Menanggapi isu keamanan sistem BPD, OJK menegaskan bahwa kejahatan siber saat ini berkembang dengan sangat pesat dan semakin kompleks. Oleh karena itu, masalah ini tidak dapat disederhanakan semata-mata sebagai kelemahan satu institusi atau sistem tertentu. “Persoalan scam dan cyber attack ini memang sangat kompleks. Hampir semua negara menghadapi tantangan yang sama,” kata Dian.

Perkembangan teknologi yang pesat memungkinkan pelaku kejahatan siber untuk terus mencari celah baru dan mengembangkan metode serangan yang semakin canggih. Hal ini menuntut kesiapsiagaan dan adaptasi yang berkelanjutan dari seluruh pihak, baik lembaga keuangan maupun regulator, untuk menjaga keamanan sistem dan aset nasabah.

Penguatan Koordinasi dan Upaya Internasional

Menghadapi tantangan ini, OJK secara aktif memperkuat koordinasi dengan Bank Indonesia (BI). Fokus utama kolaborasi ini adalah untuk merespons secara efektif insiden yang terjadi pada kanal BI-Fast, sekaligus mendorong langkah-langkah bersama di tingkat internasional.
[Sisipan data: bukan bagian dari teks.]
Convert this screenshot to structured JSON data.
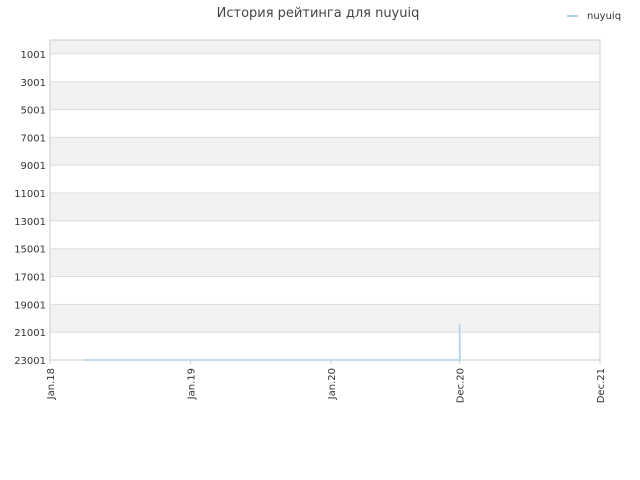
{
  "chart_data": {
    "type": "line",
    "title": "История рейтинга для nuyuiq",
    "xlabel": "",
    "ylabel": "",
    "y_reversed": true,
    "ylim": [
      23001,
      0
    ],
    "y_ticks": [
      1001,
      3001,
      5001,
      7001,
      9001,
      11001,
      13001,
      15001,
      17001,
      19001,
      21001,
      23001
    ],
    "x_range": [
      "2018-01-01",
      "2021-12-01"
    ],
    "x_ticks": [
      {
        "date": "2018-01-01",
        "label": "Jan.18"
      },
      {
        "date": "2019-01-01",
        "label": "Jan.19"
      },
      {
        "date": "2020-01-01",
        "label": "Jan.20"
      },
      {
        "date": "2020-12-01",
        "label": "Dec.20"
      },
      {
        "date": "2021-12-01",
        "label": "Dec.21"
      }
    ],
    "grid": true,
    "legend_position": "top-right",
    "colors": {
      "series": "#a9d2ec",
      "band": "#f2f2f2",
      "grid": "#dddddd",
      "axis": "#cccccc"
    },
    "series": [
      {
        "name": "nuyuiq",
        "points": [
          {
            "date": "2018-04-01",
            "value": 23001
          },
          {
            "date": "2020-12-01",
            "value": 23001
          },
          {
            "date": "2020-12-01",
            "value": 20401
          },
          {
            "date": "2020-12-02",
            "value": 23001
          }
        ]
      }
    ]
  }
}
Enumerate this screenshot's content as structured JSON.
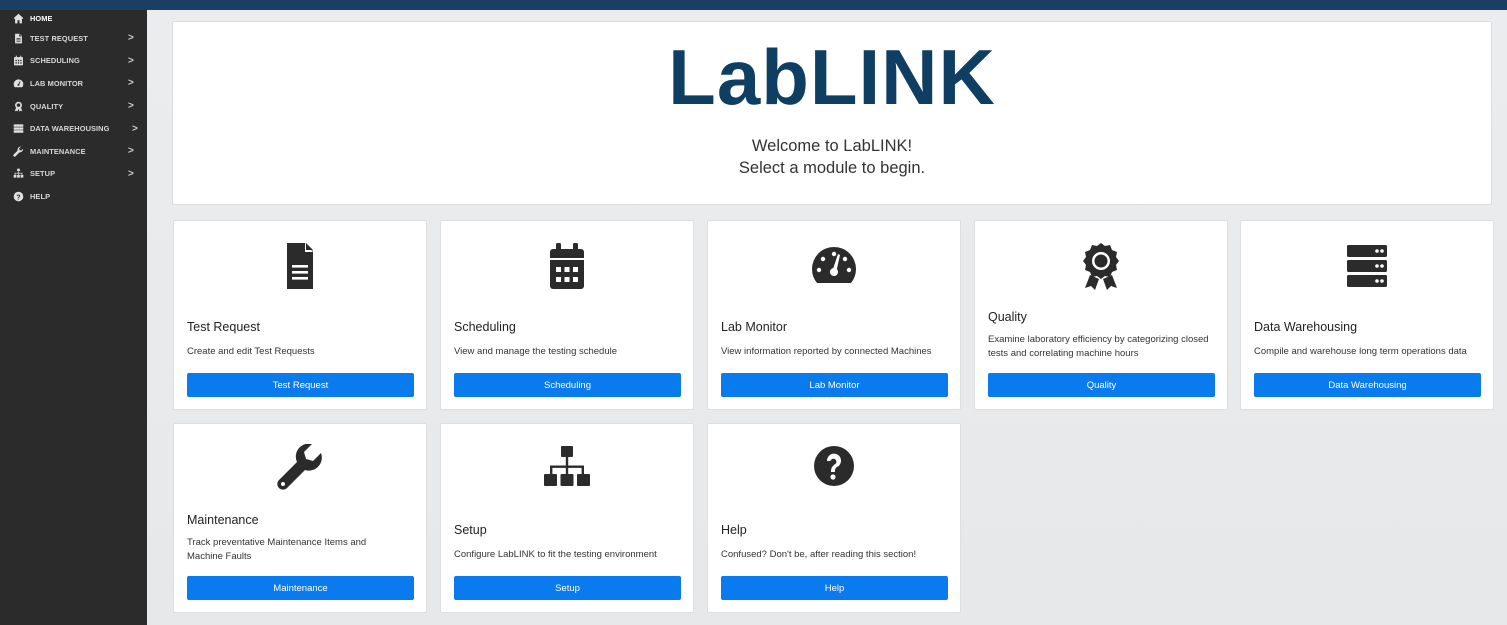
{
  "sidebar": {
    "items": [
      {
        "label": "HOME",
        "icon": "home-icon",
        "chevron": ""
      },
      {
        "label": "TEST REQUEST",
        "icon": "file-icon",
        "chevron": ">"
      },
      {
        "label": "SCHEDULING",
        "icon": "calendar-icon",
        "chevron": ">"
      },
      {
        "label": "LAB MONITOR",
        "icon": "gauge-icon",
        "chevron": ">"
      },
      {
        "label": "QUALITY",
        "icon": "award-icon",
        "chevron": ">"
      },
      {
        "label": "DATA WAREHOUSING",
        "icon": "server-icon",
        "chevron": ">"
      },
      {
        "label": "MAINTENANCE",
        "icon": "wrench-icon",
        "chevron": ">"
      },
      {
        "label": "SETUP",
        "icon": "sitemap-icon",
        "chevron": ">"
      },
      {
        "label": "HELP",
        "icon": "help-icon",
        "chevron": ""
      }
    ]
  },
  "hero": {
    "logo": "LabLINK",
    "welcome_line1": "Welcome to LabLINK!",
    "welcome_line2": "Select a module to begin."
  },
  "cards": [
    {
      "title": "Test Request",
      "desc": "Create and edit Test Requests",
      "button": "Test Request",
      "icon": "file-icon"
    },
    {
      "title": "Scheduling",
      "desc": "View and manage the testing schedule",
      "button": "Scheduling",
      "icon": "calendar-icon"
    },
    {
      "title": "Lab Monitor",
      "desc": "View information reported by connected Machines",
      "button": "Lab Monitor",
      "icon": "gauge-icon"
    },
    {
      "title": "Quality",
      "desc": "Examine laboratory efficiency by categorizing closed tests and correlating machine hours",
      "button": "Quality",
      "icon": "award-icon"
    },
    {
      "title": "Data Warehousing",
      "desc": "Compile and warehouse long term operations data",
      "button": "Data Warehousing",
      "icon": "server-icon"
    },
    {
      "title": "Maintenance",
      "desc": "Track preventative Maintenance Items and Machine Faults",
      "button": "Maintenance",
      "icon": "wrench-icon"
    },
    {
      "title": "Setup",
      "desc": "Configure LabLINK to fit the testing environment",
      "button": "Setup",
      "icon": "sitemap-icon"
    },
    {
      "title": "Help",
      "desc": "Confused? Don't be, after reading this section!",
      "button": "Help",
      "icon": "help-icon"
    }
  ],
  "colors": {
    "topbar": "#1b3f63",
    "sidebar": "#2b2b2b",
    "logo": "#0f3e63",
    "button": "#0a7bef"
  }
}
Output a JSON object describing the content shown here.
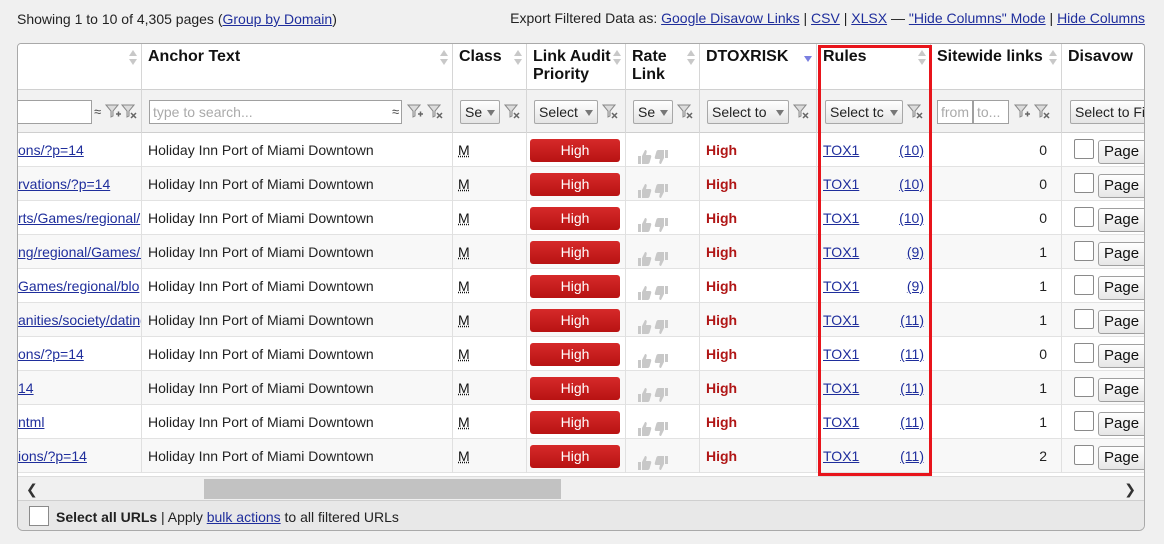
{
  "topbar": {
    "showing_text": "Showing 1 to 10 of 4,305 pages (",
    "group_by_domain": "Group by Domain",
    "showing_close": ")",
    "export_label": "Export Filtered Data as:",
    "google_disavow": "Google Disavow Links",
    "sep1": "|",
    "csv": "CSV",
    "sep2": "|",
    "xlsx": "XLSX",
    "dash": "—",
    "hide_columns_mode": "\"Hide Columns\" Mode",
    "sep3": "|",
    "hide_columns": "Hide Columns"
  },
  "columns": {
    "anchor_text": "Anchor Text",
    "class": "Class",
    "link_audit_priority": "Link Audit Priority",
    "rate_link": "Rate Link",
    "dtoxrisk": "DTOXRISK",
    "rules": "Rules",
    "sitewide_links": "Sitewide links",
    "disavow": "Disavow"
  },
  "filters": {
    "anchor_placeholder": "type to search...",
    "class_select": "Se",
    "priority_select": "Select",
    "rate_select": "Se",
    "dtoxrisk_select": "Select to",
    "rules_select": "Select tc",
    "sitewide_from": "from",
    "sitewide_to": "to...",
    "disavow_select": "Select to Fi",
    "approx_symbol": "≈"
  },
  "rows": [
    {
      "url": "ons/?p=14",
      "anchor": "Holiday Inn Port of Miami Downtown",
      "class": "M",
      "priority": "High",
      "risk": "High",
      "rule": "TOX1",
      "rule_count": "(10)",
      "sitewide": "0",
      "disavow_btn": "Page"
    },
    {
      "url": "rvations/?p=14",
      "anchor": "Holiday Inn Port of Miami Downtown",
      "class": "M",
      "priority": "High",
      "risk": "High",
      "rule": "TOX1",
      "rule_count": "(10)",
      "sitewide": "0",
      "disavow_btn": "Page"
    },
    {
      "url": "rts/Games/regional/",
      "anchor": "Holiday Inn Port of Miami Downtown",
      "class": "M",
      "priority": "High",
      "risk": "High",
      "rule": "TOX1",
      "rule_count": "(10)",
      "sitewide": "0",
      "disavow_btn": "Page"
    },
    {
      "url": "ng/regional/Games/r",
      "anchor": "Holiday Inn Port of Miami Downtown",
      "class": "M",
      "priority": "High",
      "risk": "High",
      "rule": "TOX1",
      "rule_count": "(9)",
      "sitewide": "1",
      "disavow_btn": "Page"
    },
    {
      "url": "Games/regional/blo",
      "anchor": "Holiday Inn Port of Miami Downtown",
      "class": "M",
      "priority": "High",
      "risk": "High",
      "rule": "TOX1",
      "rule_count": "(9)",
      "sitewide": "1",
      "disavow_btn": "Page"
    },
    {
      "url": "anities/society/dating",
      "anchor": "Holiday Inn Port of Miami Downtown",
      "class": "M",
      "priority": "High",
      "risk": "High",
      "rule": "TOX1",
      "rule_count": "(11)",
      "sitewide": "1",
      "disavow_btn": "Page"
    },
    {
      "url": "ons/?p=14",
      "anchor": "Holiday Inn Port of Miami Downtown",
      "class": "M",
      "priority": "High",
      "risk": "High",
      "rule": "TOX1",
      "rule_count": "(11)",
      "sitewide": "0",
      "disavow_btn": "Page"
    },
    {
      "url": "14",
      "anchor": "Holiday Inn Port of Miami Downtown",
      "class": "M",
      "priority": "High",
      "risk": "High",
      "rule": "TOX1",
      "rule_count": "(11)",
      "sitewide": "1",
      "disavow_btn": "Page"
    },
    {
      "url": "ntml",
      "anchor": "Holiday Inn Port of Miami Downtown",
      "class": "M",
      "priority": "High",
      "risk": "High",
      "rule": "TOX1",
      "rule_count": "(11)",
      "sitewide": "1",
      "disavow_btn": "Page"
    },
    {
      "url": "ions/?p=14",
      "anchor": "Holiday Inn Port of Miami Downtown",
      "class": "M",
      "priority": "High",
      "risk": "High",
      "rule": "TOX1",
      "rule_count": "(11)",
      "sitewide": "2",
      "disavow_btn": "Page"
    }
  ],
  "footer": {
    "select_all": "Select all URLs",
    "apply_text": " | Apply ",
    "bulk_actions": "bulk actions",
    "suffix": " to all filtered URLs"
  },
  "scroll": {
    "left_arrow": "❮",
    "right_arrow": "❯"
  },
  "icons": {
    "filter": "filter-funnel-icon",
    "clear_filter": "clear-filter-icon",
    "thumb_up": "thumb-up-icon",
    "thumb_down": "thumb-down-icon"
  },
  "colors": {
    "priority_high": "#c41b1b",
    "risk_high": "#b01616",
    "link": "#1f2e9c",
    "highlight": "#e8141b"
  }
}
“Kami bersama Bank Indonesia sedang mendorong agar isu ini diangkat sebagai persoalan global. Penanganannya tidak bisa dilakukan oleh satu negara saja,” tegas Dian. Komitmen ini telah dibahas dalam berbagai forum internasional yang melibatkan otoritas keuangan dari berbagai negara. Hal ini penting mengingat praktik kejahatan siber dan pencucian dana yang berbasis kripto telah menjadi fenomena global yang memerlukan solusi kolektif.

Dian menambahkan, banyak negara lain yang juga menjadi korban dari jenis kejahatan ini. Oleh karena itu, upaya pemberantasannya harus dilakukan secara kolektif oleh seluruh negara yang terkait. Kolaborasi internasional menjadi kunci untuk membangun kerangka kerja yang lebih kuat dalam pencegahan, deteksi, dan penindakan kejahatan siber lintas negara.

Langkah Strategis OJK dan BI

Sebagai respons terhadap meningkatnya ancaman kejahatan siber, OJK dan BI terus berupaya meningkatkan aspek keamanan sistem pembayaran nasional. Beberapa langkah strategis yang sedang dan akan terus dilakukan meliputi:

  • Peningkatan Standar Keamanan Siber: Mendorong lembaga jasa keuangan, termasuk BPD, untuk terus memperbarui dan meningkatkan standar keamanan siber mereka sesuai dengan perkembangan teknologi terkini.
  • Pengembangan Teknologi Deteksi Dini: Berinvestasi dalam teknologi canggih untuk mendeteksi aktivitas mencurigakan dan potensi serangan siber secara dini.
  • Pelatihan dan Peningkatan Kapasitas SDM: Melakukan pelatihan berkelanjutan bagi sumber daya manusia di sektor keuangan untuk meningkatkan pemahaman dan kemampuan dalam menghadapi ancaman siber.
  • Kerja Sama Internasional: Memperkuat kolaborasi dengan otoritas keuangan dan lembaga penegak hukum internasional untuk berbagi informasi, intelijen, dan praktik terbaik dalam memerangi kejahatan siber.
  • Regulasi yang Adaptif: Terus meninjau dan memperbarui regulasi yang ada agar tetap relevan dan efektif dalam menghadapi dinamika kejahatan siber yang terus berubah.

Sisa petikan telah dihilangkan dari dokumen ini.